The groundwork has been laid in three EEC provinces. More importantly, potential investors from Japan, Europe and China have expressed serious interest in the EEC programme. They are awaiting the outcome of the March 24 general election and whatever implications it might hold for the future of this massive investment scheme. The programme’s economic prospects are good, but the crucial political component will remain uncertain until the new government is formed.
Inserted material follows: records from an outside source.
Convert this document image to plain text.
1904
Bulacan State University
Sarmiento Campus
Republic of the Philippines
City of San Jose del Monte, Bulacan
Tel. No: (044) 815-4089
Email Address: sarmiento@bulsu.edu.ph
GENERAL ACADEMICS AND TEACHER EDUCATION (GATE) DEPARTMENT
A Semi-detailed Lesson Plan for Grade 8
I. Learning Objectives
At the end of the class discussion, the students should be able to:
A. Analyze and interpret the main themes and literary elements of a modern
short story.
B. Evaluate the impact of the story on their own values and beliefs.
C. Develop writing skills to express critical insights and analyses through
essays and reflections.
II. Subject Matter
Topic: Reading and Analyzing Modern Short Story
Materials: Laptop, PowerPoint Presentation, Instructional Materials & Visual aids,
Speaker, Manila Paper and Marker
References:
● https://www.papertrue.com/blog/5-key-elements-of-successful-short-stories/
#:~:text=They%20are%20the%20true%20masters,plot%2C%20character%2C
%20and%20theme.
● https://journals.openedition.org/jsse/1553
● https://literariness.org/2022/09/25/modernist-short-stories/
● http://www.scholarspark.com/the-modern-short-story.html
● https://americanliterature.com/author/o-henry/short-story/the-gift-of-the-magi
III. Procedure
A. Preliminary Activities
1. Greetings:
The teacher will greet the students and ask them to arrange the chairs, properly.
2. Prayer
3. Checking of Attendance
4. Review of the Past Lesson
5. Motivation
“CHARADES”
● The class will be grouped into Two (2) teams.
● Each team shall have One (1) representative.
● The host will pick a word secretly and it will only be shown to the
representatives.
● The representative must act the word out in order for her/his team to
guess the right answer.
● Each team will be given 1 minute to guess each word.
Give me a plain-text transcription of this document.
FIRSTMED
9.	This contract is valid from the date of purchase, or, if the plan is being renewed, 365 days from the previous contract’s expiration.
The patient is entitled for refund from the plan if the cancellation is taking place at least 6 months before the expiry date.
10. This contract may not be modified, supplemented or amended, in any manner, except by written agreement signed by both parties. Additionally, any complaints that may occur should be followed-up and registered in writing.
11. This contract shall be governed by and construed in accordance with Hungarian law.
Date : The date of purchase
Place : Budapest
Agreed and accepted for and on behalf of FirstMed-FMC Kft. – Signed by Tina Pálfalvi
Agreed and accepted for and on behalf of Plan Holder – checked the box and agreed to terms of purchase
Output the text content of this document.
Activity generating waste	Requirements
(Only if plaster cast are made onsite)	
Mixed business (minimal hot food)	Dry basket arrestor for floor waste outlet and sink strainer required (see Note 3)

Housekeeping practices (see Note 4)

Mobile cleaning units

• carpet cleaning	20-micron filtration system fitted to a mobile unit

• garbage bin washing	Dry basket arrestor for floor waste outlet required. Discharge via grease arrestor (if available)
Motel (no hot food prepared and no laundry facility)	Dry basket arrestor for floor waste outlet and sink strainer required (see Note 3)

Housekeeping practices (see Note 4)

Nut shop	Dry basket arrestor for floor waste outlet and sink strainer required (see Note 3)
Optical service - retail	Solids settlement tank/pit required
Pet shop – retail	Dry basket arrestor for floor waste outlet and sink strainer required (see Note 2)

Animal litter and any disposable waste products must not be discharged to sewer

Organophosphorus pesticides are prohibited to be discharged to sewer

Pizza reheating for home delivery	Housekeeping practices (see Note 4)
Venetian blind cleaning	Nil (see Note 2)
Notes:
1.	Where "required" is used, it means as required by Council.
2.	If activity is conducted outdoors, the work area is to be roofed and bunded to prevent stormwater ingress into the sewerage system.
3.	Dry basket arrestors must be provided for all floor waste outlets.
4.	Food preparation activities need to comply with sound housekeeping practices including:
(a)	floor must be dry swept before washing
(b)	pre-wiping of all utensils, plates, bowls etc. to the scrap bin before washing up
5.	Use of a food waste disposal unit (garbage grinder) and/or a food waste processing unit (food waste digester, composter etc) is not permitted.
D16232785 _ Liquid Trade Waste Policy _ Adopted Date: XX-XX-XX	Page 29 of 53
Due to the EEC plan’s long-term strategic significance, the next government will face an uphill battle in attracting further foreign investment amid unprecedented and disruptive technological changes. Thailand has reaped substantial benefit from the last round of major investment in the industrial sector, marked by the launch of the Eastern Seaboard programme more than three decades ago. But unless the country ushers in a fresh and comparable mega-investment programme to draw in new investors and cultivate more projects, it will no longer be competitive against the rapid development underway in Vietnam and other emerging economies.
Japan, which remains the largest foreign investor in Thailand, has for example adopted the “Thailand-plus” investment strategy for all of Southeast Asia, in which it aims to connect its sprawling investment and manufacturing assets here with new projects in neighbouring countries, especially in Cambodia, Laos, Myanmar and Vietnam (CLMV).
Chinese conglomerates such as e-commerce giant Alibaba are also keen to use Thailand’s EEC programme and its advantageous location as a springboard to tap the CLMV markets. For European conglomerates such as Airbus, the EEC scheme is suitable for servicing the fast-growing regional aviation industry. All these foreign investors along with their Thai counterparts are hoping simply that the election goes smoothly and Thailand returns to the democratic path with the level of political stability essential to supporting another round of private investment projects.
In the end, the Thai economy needs fresh foreign and domestic capital to finance the new generation of industries and businesses that take advantage of new technologies. This will be crucial if GDP is to be sustained in the 4-5-per-cent per-annum range over a decade or two, amid worries about accommodating an ageing population and rising competitive challenges from emerging economies.
To demonstrate such confidence, the country’s political landscape must be conducive to investors’ aims and ambitions. If the election results are not acceptable and politics remains unstable, we would have to brace for another round of disaster.